In un contesto It e business di crescente complessità, l’application delivery è un punto chiave per recuperare efficienza operativa e velocità di risposta. Ma come impostare una strategia per ottimizzare e automatizzare la distribuzione di dati e workload? Il tema è stato discusso durante una recente Tavola Rotonda di Redazione organizzata da ZeroUno in collaborazione con Riverbed.
Stefano Uberti Foppa, Direttore di ZeroUno, esordisce commentando l’attuale scenario di Digital Disruption: “Grazie all’intelligenza software, le aziende possono creare prodotti e servizi che intercettano le esigenze di fruizione degli utenti, con un’offerta customer centrica, altamente profilata”. Il mercato è altresì attraversato da fenomeni di contaminazione, globalizzazione, mergers and acquisitions. “Tutta questa complessità – prosegue il direttore – si riverbera sia sui modelli organizzativi e skill professionali sia sui sistemi informativi, alla base della capacità di risposta delle aziende. L’informatica deve essere liquida (ovvero, flessibile) e, secondo la ormai famosa definizione di Gartner, bimodale (cioè, capace sia di gestire, ottimizzandolo, l’esistente sia di introdurre innovazione)”. Business e It devono essere contestualmente agili: si profila necessario un approccio di network e application management teso alla qualità del servizio e alla user experience, attraverso una corretta governance tecnologica.

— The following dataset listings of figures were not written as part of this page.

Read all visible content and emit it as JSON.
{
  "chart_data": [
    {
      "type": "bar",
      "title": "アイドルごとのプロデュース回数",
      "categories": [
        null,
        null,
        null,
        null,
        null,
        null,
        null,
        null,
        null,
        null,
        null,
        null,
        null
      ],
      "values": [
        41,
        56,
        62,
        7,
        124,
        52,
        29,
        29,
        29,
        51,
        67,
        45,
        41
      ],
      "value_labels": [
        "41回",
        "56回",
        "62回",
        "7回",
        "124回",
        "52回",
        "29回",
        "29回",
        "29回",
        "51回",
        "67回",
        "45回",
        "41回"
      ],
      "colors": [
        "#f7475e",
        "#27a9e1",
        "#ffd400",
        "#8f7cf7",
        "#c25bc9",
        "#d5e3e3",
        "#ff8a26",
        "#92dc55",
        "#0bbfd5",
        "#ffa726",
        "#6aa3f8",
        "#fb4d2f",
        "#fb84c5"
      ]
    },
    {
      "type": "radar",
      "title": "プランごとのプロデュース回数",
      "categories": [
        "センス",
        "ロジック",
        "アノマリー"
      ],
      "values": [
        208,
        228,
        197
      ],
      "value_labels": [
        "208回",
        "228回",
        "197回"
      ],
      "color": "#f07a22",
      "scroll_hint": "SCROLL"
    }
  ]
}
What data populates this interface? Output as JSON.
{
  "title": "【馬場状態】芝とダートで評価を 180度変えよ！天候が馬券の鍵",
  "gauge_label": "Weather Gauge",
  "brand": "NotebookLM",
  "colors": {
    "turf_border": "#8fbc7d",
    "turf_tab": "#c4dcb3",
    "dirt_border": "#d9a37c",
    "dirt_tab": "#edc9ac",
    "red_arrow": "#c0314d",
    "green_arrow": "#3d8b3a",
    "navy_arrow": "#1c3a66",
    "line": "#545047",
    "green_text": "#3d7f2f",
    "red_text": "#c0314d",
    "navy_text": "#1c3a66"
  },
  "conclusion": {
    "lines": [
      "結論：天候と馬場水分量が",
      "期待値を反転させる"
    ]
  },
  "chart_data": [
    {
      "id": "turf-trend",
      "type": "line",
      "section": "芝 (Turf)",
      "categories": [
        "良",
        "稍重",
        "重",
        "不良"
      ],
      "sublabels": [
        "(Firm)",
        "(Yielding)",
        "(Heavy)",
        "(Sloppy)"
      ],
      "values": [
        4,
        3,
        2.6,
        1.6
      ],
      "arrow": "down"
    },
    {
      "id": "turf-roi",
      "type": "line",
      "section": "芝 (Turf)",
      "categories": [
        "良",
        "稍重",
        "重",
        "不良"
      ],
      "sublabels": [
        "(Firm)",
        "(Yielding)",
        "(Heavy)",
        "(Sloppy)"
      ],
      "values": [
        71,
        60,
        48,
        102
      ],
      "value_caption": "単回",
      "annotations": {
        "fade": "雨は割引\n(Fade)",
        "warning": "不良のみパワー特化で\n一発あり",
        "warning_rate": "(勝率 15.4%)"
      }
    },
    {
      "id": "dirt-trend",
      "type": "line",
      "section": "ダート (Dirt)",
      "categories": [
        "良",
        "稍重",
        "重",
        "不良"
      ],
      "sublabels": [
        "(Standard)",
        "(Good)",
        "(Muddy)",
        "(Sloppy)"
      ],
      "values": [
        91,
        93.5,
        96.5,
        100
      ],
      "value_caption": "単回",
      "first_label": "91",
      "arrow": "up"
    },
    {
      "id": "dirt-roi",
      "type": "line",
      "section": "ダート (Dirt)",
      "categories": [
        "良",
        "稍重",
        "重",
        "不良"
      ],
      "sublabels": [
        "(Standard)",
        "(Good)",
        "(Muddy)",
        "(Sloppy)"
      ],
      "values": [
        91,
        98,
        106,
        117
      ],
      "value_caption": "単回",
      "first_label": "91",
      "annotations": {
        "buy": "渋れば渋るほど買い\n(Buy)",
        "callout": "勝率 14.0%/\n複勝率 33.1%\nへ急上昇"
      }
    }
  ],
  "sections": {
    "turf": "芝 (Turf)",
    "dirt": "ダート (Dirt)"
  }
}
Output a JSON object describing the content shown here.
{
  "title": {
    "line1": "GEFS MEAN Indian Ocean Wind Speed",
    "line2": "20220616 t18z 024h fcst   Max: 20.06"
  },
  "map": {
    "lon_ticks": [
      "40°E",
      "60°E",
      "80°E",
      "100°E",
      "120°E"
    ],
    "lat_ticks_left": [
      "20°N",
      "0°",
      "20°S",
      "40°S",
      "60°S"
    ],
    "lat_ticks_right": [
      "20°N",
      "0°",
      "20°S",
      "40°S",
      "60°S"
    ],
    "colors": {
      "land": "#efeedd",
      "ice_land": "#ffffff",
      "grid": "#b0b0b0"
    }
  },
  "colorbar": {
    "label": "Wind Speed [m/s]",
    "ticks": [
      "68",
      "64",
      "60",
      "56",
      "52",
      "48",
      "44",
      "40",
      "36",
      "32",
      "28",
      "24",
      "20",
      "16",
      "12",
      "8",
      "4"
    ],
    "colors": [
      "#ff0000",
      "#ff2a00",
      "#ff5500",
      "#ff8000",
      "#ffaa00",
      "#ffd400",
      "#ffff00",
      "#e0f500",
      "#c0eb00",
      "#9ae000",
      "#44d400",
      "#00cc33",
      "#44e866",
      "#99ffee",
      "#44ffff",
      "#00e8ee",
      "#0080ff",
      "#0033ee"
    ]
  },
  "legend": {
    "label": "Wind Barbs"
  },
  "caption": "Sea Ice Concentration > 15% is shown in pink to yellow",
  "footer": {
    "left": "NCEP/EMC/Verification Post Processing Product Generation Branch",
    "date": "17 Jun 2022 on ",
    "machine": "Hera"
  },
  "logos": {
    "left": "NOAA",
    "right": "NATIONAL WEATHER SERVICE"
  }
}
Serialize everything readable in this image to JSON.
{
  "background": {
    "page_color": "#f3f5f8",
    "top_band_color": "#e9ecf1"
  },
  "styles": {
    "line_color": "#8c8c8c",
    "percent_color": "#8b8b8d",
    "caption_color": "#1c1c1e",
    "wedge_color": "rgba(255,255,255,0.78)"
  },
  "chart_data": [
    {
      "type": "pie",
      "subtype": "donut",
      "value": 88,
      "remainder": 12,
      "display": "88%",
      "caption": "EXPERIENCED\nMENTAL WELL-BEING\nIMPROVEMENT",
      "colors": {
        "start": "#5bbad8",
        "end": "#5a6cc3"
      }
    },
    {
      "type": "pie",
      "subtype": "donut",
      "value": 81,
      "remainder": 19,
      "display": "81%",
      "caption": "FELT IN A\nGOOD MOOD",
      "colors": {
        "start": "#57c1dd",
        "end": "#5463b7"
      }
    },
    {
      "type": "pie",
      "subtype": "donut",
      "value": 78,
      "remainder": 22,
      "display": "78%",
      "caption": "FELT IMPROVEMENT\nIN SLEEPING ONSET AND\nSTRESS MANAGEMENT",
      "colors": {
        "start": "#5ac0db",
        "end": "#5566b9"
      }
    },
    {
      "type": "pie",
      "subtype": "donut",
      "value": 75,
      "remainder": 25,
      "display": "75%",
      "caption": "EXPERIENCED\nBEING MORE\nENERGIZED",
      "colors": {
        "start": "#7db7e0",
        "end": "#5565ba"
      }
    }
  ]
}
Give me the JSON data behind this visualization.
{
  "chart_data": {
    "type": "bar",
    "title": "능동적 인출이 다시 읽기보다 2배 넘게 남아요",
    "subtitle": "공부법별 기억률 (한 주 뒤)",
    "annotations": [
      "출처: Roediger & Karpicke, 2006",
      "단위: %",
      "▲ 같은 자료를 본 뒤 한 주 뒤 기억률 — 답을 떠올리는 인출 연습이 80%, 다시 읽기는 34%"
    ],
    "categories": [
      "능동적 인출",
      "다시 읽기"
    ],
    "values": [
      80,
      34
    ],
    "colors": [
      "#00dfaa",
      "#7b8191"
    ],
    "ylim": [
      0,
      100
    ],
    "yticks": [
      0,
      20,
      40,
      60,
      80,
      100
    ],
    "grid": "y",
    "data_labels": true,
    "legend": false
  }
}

Reti e datacenter verso il software-defined
L’intervento di Frank Lyonnet, Deputy Cto di Riverbed, descrive l’evoluzione delle infrastrutture It: prima basate su risorse on premise e un accesso a Internet centralizzato (le filiali per connettersi a Internet passano dal datacenter), con la tecnologia Mpls (MultiProtocol Label Switching) a regolare la Wan, oggi presentano applicazioni commodity sul cloud pubblico e un accesso alla Rete distribuito, che vede la combinazione di connessioni Mpls (tra Ced e filiali) e più economiche soluzioni broadband verso Internet e i cloud (figura 1).
Il passo successivo è rappresentato dall’approccio software-defined applicato al datacenter e quindi anche alla componente di networking; sul cloud vengono spostati anche i workload custom (non solo le applicazioni standard), mentre la tendenza è semplificare il più possibile le filiali: ad esempio, i firewall e gli altri strumenti di sicurezza vengono trasferiti oltre il perimetro aziendale del singolo branch e centralizzati nel pop del service provider.
Negli anni a seguire, si arriverà al modello ibrido (public compute e storage privato, almeno nello stadio iniziale; la migrazione parziale del core storage sarà a tendere), con applicazioni critiche trasferite sul cloud, il perimetro It sempre più esteso, la commistione di un’ampia varietà di servizi di rete e modelli di delivery (figura 2). “Il vero desiderio delle aziende – dichiara il Deputy Cto – è avere le risorse necessarie alle proprie applicazioni perché siano allineate agli obiettivi di business. La soluzione è il network on demand, che garantisce la disponibilità quando e dove necessaria, virtualizzando gli asset di rete”.
Digital Disruption: i percorsi delle imprese
La vision presentata apre le porte al dibattito. Prende parola Giuseppe Vitobello, Ict Manager di Eni (la società è fresca di un importante progetto di rinnovamento It, con l’inaugurazione a fine 2013, del nuovo green data center): “Siamo partiti con il cloud privato e alcune sperimentazioni di ibrido; da un paio d’anni, abbiamo ottimizzato la componente infrastrutturale e applicativa per quanto possibile. Ma la razionalizzazione non è il target, piuttosto un punto di partenza”.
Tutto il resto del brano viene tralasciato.